Les taux des bons du Trésor démarrent 2022 avec une hausse.
Déficit public, inflation…, ces risques qui peuvent faire chavirer les taux cette année.
Par A. Hlimi
L’année sera compliquée sur le marché domestique des bons du Trésor. Le «la» a été donné dès la première séance d’adjudication de l’année, qui a été plutôt mouvementée. Les opérateurs s’attendaient à ce que le Trésor lève 5 Mds de dirhams ce jour-là, un chiffre déjà élevé par rapport à la moyenne récente. Et à leur surprise, le Trésor a finalement levé 8 Mds de dirhams, provoquant un sursaut des taux obligataires.
En 2021, la tendance des levées brutes du Trésor est restée baissière comparativement à la même période de l’année précédente.

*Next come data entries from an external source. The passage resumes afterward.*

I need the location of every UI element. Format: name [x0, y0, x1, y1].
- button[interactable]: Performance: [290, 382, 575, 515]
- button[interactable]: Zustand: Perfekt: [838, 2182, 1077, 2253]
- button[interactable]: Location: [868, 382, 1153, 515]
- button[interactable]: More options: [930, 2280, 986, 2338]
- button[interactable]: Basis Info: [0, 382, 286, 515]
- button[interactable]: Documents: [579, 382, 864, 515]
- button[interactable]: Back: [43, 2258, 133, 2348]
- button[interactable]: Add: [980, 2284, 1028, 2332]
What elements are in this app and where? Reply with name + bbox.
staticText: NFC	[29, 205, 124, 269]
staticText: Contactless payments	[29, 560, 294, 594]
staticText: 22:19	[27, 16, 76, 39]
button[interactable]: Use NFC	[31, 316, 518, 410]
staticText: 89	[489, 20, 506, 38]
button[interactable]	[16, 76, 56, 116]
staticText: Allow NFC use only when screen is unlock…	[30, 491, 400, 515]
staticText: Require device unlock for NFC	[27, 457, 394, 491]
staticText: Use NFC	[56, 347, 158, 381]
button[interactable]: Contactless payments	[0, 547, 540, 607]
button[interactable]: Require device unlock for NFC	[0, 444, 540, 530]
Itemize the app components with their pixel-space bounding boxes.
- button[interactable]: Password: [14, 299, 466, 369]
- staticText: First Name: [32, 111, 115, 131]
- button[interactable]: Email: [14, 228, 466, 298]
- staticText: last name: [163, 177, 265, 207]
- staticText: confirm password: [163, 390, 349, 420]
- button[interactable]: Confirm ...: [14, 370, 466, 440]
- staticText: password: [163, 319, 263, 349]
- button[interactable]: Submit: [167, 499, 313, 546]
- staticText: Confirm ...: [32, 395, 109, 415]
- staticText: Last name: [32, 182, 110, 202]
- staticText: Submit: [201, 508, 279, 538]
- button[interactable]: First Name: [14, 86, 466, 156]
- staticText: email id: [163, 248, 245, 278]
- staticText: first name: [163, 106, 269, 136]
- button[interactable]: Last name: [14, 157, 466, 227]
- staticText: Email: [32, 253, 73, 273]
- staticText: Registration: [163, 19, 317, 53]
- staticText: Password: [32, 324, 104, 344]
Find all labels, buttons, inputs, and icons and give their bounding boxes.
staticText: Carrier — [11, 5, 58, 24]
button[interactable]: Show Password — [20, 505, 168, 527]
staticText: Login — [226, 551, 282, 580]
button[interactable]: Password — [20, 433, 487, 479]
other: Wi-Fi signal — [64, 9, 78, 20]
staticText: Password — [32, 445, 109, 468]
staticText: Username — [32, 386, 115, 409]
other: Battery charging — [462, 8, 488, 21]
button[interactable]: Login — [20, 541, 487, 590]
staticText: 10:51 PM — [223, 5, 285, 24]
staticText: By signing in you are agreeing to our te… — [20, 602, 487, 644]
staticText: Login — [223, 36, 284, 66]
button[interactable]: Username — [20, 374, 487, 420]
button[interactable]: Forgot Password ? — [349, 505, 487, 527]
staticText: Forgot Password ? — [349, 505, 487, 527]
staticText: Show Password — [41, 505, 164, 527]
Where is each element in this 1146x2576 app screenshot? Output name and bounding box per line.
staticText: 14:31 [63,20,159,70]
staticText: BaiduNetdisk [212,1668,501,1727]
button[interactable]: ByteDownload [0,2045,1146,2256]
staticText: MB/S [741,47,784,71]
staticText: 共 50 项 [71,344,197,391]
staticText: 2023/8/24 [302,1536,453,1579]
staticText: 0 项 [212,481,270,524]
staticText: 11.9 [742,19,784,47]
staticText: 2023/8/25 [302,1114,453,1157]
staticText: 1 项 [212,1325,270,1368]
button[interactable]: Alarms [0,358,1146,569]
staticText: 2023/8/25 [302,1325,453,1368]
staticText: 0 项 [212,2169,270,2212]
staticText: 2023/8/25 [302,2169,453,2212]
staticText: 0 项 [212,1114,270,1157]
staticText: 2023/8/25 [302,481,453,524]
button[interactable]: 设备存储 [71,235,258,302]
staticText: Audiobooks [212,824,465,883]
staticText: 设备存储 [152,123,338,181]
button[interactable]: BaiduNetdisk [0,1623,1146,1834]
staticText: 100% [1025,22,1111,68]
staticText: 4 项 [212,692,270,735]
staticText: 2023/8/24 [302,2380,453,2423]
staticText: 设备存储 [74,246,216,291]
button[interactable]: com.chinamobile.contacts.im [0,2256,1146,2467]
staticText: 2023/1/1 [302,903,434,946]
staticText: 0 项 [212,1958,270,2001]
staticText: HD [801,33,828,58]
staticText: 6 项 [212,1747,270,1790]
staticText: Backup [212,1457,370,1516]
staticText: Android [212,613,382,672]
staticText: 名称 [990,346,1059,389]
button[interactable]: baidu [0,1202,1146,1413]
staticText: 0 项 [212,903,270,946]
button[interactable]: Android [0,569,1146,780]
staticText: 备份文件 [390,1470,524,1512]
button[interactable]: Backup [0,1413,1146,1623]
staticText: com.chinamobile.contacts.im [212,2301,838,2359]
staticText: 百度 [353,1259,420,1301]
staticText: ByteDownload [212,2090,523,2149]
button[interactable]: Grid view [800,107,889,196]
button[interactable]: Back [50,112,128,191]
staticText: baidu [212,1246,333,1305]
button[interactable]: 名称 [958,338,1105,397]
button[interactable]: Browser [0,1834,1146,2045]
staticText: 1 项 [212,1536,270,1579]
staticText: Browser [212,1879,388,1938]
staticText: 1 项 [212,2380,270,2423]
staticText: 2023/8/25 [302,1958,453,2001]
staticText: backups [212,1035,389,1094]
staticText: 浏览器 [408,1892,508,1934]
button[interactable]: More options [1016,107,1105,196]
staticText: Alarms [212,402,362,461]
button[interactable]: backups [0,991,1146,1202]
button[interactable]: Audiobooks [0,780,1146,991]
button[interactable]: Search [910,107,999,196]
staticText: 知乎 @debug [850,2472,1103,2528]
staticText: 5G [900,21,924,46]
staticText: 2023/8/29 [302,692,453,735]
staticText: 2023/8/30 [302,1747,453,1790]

Une situation que nous avons souvent commentée dans nos colonnes, car le Trésor a su faire preuve de stratégie et de finesse pour maintenir ses besoins à un niveau faible et contrer le repli de la demande des investisseurs sur le marché des adjudications. Et il a eu gain de cause, puisque les exigences de rentabilité des investisseurs se sont orientées à la baisse, permettant au final à l’Etat d’emprunter à des taux extrêmement bas. Pour gagner son bras de fer avec les investisseurs, le Trésor a profité d’une hausse des entrées fiscales et de la concrétisation des financements innovants.
On parle de 12 Mds de dirhams en fin d’année. Mais l’année budgétaire 2022 s’annonce serrée. Nous sommes tout juste à mi-janvier et la toute première levée de l’année, évoquée plus haut, a provoqué un sursaut des taux obligataires avec un 5 ans et un 15 ans qui ont pris chacun 6,9 points de base.
Une sortie à l’international est nécessaire à court terme
Certains opérateurs de la gestion d'actifs s'attendent à une année plus compliquée sur le marché des taux, avec notamment un déficit budgétaire annoncé à plus de 80 Mds de dirhams, que les investisseurs essayeront de mettre à profit pour tirer les taux vers le haut et avoir une meilleure rémunération de l’épargne. Dans ce contexte, le Trésor devra combiner, comme chaque année, entre des financements internes et d'autres externes, notamment sur les marchés internationaux.
Mais la remontée rapide des taux sur les marchés en Dollar doit pousser le ministère des Finances à faire preuve d'anticipation pour profiter d'une bonne fenêtre de tir sur les marchés internationaux avant qu'il ne soit trop tard. Les investisseurs s’attendent à ce qu’une sortie à l’international soit réalisée plus tôt dans l’année, avant un éventuel resserrement de la politique monétaire américaine. Sur le marché intérieur, là aussi, le risque peut venir d'un ajustement de la politique monétaire par Bank Al-Maghrib au cas où l'inflation importée persisterait. Un resserrement de la politique monétaire risque en effet de renchérir le coût de la dette intérieure. Plusieurs sociétés de gestion d’actifs évoquent d’ailleurs l’inflation comme principal risque pour les taux obligataires au Maroc en 2022, aux côtés de l’absence de tirages à l’international.
Un autre risque peut venir d’un ralentissement de la reprise après le variant Omicron qui a pesé sur le dernier trimestre 2021 et qui pourrait se traduire par une baisse des recettes fiscales, et donc aggraver les besoins du Trésor. Ce dernier pourra toujours actionner les leviers des financements innovants et des privatisations pour contrer ces effets. D’ailleurs, fin 2021, l'Etat a pu se passer du marché obligataire en s'appuyant sur les financements innovants suite à la titrisation de 12 milliards de dirhams d'actifs en fin d'année.